Nella notte dei miracoli – come nella canzone di Lucio Dalla – un’altra confessione ancora. Piero Delbello introduce l’amico Cristicchi e velatamente aggiunge che arrivano da esperienze politiche molto distanti (anche il restauro del palazzo che ospita l’IRCI d’altronde è stato voluto da parti contrapposte: Menia-Illy, ricorda delbello) ma c’è qualcosa che si muove al di là di ogni scelta di campo, il fine ultimo, la condivisione di un’idea e di un progetto che hanno trasformato un incontro occasionale, in una splendida sfida: ad ottobre il teatro Stabile del FVG (il Rossetti) inaugurerà la stagione di prosa con uno spettacolo diretto da Antonio Calenda, affidato proprio a Simone Cristicchi che presenterà la vicenda dell’Adriatico Orientale, intitolato Magazzino 18. Lo stesso titolo della canzone inserita nel CD “Album di famiglia”, uscito a ridosso del 10 Febbraio e una delle ragioni dell’incontro con il cantautore a Trieste nei giorni scorsi.

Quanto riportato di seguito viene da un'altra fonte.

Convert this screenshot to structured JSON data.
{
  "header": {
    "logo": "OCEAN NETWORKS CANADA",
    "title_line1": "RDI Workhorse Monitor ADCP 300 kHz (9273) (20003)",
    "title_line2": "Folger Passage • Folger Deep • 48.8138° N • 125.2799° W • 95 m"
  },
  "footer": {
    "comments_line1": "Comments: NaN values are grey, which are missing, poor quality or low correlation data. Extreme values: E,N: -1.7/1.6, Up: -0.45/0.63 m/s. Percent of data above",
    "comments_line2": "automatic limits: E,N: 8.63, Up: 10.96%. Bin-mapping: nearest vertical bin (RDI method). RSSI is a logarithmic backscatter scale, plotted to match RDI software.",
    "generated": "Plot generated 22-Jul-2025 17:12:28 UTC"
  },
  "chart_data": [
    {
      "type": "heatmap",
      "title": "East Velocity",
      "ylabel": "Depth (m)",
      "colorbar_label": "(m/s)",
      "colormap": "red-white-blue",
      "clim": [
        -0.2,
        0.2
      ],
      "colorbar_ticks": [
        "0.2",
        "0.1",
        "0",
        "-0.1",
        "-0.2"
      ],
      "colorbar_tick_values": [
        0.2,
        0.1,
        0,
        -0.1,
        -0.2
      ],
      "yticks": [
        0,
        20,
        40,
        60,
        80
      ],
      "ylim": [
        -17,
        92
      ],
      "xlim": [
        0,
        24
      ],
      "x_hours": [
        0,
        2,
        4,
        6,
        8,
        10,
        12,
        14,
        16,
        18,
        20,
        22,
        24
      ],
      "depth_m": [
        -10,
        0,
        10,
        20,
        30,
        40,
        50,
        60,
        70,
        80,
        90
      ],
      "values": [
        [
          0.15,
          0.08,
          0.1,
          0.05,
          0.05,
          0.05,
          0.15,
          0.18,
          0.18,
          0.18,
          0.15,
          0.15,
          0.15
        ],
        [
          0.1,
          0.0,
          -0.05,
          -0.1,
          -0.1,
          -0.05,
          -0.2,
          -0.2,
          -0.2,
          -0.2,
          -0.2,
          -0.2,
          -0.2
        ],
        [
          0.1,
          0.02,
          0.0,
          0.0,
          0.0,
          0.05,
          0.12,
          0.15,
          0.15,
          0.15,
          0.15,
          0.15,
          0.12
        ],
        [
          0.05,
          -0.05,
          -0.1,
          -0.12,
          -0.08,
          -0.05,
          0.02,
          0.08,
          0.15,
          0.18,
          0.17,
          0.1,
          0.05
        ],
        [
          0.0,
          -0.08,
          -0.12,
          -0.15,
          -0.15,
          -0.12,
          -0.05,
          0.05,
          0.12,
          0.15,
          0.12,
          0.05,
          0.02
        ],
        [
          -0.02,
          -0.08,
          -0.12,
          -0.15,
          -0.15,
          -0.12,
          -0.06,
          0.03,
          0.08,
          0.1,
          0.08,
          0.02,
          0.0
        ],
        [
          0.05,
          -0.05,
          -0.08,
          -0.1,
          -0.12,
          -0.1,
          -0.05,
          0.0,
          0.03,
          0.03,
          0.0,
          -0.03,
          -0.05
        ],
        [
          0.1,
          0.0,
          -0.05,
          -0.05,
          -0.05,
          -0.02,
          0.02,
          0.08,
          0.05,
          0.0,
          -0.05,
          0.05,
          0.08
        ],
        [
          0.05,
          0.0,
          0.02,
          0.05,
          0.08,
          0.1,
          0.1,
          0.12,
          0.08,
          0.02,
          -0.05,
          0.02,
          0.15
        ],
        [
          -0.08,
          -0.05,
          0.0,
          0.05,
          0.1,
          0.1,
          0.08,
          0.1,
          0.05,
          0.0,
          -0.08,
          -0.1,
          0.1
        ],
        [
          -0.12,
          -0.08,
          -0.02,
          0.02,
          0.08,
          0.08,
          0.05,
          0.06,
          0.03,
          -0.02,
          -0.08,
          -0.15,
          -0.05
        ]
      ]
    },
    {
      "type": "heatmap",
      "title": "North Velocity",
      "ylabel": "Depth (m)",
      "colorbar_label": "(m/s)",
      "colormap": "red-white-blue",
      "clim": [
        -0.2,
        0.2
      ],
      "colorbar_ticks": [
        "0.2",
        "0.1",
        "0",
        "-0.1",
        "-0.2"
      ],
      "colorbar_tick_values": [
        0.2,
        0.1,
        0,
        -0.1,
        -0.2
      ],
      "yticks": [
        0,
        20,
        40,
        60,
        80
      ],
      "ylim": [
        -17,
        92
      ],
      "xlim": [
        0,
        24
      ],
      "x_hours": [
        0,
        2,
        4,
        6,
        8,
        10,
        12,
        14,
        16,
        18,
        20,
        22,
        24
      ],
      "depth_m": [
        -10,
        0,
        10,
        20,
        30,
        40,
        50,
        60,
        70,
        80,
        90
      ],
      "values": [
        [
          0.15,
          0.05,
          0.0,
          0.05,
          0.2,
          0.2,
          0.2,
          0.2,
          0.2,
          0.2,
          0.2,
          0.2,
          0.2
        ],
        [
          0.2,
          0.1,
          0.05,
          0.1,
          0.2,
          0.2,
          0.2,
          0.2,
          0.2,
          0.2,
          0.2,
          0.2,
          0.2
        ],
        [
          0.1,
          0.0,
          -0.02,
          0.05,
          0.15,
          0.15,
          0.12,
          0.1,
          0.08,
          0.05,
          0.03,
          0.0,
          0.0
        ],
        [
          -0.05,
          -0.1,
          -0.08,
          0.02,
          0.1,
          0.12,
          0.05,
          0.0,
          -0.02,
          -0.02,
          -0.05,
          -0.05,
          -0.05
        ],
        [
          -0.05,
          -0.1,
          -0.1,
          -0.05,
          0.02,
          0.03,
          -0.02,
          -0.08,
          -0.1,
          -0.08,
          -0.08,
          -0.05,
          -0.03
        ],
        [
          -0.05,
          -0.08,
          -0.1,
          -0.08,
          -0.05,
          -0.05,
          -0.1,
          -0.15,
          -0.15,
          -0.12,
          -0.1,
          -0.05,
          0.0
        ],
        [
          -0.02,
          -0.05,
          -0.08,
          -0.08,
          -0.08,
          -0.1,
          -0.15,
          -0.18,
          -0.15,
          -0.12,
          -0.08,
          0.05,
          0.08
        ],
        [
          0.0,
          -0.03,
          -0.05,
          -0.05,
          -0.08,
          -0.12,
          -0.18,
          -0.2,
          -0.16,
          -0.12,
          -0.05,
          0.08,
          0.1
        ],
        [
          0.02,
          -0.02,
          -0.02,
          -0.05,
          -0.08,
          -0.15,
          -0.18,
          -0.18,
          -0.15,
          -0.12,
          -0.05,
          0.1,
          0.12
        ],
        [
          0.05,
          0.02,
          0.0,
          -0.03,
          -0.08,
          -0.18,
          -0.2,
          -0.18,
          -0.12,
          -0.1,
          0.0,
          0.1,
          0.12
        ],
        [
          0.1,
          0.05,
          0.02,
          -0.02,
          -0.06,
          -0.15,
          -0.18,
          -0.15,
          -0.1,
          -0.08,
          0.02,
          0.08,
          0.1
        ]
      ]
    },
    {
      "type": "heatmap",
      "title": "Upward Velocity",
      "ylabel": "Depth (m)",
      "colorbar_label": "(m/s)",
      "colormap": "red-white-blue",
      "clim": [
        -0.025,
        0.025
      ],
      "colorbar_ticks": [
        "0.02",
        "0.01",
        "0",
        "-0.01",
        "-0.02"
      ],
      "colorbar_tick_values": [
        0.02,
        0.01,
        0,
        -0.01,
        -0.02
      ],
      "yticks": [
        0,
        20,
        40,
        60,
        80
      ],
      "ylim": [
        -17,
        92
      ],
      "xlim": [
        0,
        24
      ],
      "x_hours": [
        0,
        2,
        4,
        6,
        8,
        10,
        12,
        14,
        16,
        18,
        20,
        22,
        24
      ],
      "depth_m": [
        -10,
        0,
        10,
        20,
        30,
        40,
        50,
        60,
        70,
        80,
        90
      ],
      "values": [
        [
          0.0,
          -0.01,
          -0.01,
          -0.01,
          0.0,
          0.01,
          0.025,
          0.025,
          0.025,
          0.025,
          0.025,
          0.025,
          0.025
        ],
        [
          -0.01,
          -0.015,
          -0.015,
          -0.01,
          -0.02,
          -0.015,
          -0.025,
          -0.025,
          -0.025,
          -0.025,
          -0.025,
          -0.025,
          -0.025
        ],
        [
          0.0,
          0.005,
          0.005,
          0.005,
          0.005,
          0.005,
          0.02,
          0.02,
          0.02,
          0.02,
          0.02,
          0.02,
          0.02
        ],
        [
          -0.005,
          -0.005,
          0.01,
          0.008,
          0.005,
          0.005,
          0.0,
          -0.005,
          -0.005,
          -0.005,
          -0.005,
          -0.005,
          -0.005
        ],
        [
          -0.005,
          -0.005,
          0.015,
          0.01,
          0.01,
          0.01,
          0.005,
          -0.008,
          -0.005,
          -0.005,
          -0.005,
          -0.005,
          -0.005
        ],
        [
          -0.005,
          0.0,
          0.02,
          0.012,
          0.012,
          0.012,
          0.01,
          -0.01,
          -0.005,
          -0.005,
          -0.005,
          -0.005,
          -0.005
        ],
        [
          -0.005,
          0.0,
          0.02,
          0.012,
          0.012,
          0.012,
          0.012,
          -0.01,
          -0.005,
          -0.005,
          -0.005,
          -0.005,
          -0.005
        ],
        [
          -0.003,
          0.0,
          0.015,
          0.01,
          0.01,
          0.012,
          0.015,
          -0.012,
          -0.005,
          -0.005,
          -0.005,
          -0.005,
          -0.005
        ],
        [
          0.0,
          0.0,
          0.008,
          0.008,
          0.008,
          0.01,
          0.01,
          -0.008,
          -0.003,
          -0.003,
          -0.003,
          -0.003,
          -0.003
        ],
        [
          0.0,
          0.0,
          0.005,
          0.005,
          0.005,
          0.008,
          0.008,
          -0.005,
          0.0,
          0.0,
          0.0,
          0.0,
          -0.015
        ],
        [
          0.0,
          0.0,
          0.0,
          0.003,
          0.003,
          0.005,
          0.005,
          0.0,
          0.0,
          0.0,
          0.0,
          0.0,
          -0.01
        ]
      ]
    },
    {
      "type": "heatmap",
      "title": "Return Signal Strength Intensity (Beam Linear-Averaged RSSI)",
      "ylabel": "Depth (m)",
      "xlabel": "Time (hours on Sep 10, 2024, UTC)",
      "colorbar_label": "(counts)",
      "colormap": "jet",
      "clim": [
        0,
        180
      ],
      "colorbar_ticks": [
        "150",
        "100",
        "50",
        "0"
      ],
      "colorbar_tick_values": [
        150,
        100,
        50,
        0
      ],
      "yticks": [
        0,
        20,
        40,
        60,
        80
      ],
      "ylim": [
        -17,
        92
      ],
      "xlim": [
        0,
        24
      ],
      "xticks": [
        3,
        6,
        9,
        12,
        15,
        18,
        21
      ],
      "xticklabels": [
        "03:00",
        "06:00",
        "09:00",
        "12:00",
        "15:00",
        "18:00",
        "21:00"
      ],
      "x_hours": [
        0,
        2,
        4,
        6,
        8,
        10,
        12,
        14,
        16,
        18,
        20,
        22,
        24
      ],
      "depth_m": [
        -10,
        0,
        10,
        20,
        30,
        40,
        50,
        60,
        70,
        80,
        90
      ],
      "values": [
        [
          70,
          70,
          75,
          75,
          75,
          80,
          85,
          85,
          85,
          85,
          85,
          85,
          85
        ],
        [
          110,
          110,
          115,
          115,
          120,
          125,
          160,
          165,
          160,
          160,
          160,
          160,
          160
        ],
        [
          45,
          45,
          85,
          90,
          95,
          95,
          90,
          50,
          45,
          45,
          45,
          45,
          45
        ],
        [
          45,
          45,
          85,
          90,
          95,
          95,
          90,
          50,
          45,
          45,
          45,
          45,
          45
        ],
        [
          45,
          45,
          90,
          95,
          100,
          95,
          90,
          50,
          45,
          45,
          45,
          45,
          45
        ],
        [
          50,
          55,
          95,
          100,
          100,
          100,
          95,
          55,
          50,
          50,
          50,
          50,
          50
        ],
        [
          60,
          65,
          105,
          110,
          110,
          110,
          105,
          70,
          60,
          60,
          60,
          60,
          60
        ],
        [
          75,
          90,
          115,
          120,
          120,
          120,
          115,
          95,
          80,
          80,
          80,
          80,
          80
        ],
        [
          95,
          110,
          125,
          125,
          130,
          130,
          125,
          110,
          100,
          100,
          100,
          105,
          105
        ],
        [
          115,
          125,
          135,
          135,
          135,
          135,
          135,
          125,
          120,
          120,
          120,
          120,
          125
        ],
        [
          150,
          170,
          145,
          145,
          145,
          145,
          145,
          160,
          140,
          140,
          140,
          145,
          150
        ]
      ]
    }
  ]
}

Un bell’impegno per Cristicchi che venerdì si presentava ad una sala curiosa e severa. L’esodo non è facile da raccontare, ma si può fare, anche partendo da testimonianze minime, con garbo, eleganza, lontano dalla retorica. E da cosa ha iniziato Cristicchi? “Sono romano da generazioni – racconta – e andando a scuola leggevo ogni mattina, ad una fermata del bus, Villaggio Giuliano Dalmata. Quante volte mi sono chiesto chi fosse il signor Giuliano Dalmata. Oggi lo so, grazie anche alla collaborazione con Jan Bernas autore di “Ci chiamavo fascisti eravamo solo Italiani” con il quale sto scrivendo i testi dello spettacolo. Ora ho capito chi era quel signore Giuliano Dalmata”.
Che cosa ha scoperto? La profondità delle storie, la magia degli oggetti che raccontano la vita, la bellezza delle donne istriane, decantata nelle città che l’avevano accolte in strutture prive di ogni dignità trasformate in luoghi dai quali emergere ed andare oltre. Lo canta nel motivo dedicato a Laura Antonelli, da Pola, ultima diva tra le attrici italiane, che con le sue curve morbide è stata il sogno erotico di una generazione ma anche per questo oggetto di cattiveria.
Tra letture di testimonianze dell’esodo, della militanza, dell’ideologia come scelta di vita, canzoni che l’hanno reso famoso come “Ti regalerò una rosa”, ed altre in cui si concede senza riserve alla poesia “Mi manchi, come il mare all’isola…”, ha voluto terminare la sua performance con “1947” di Sergio Endrigo. Lasciando in tutti la pienezza di un’emozione forte, magia dell’arte.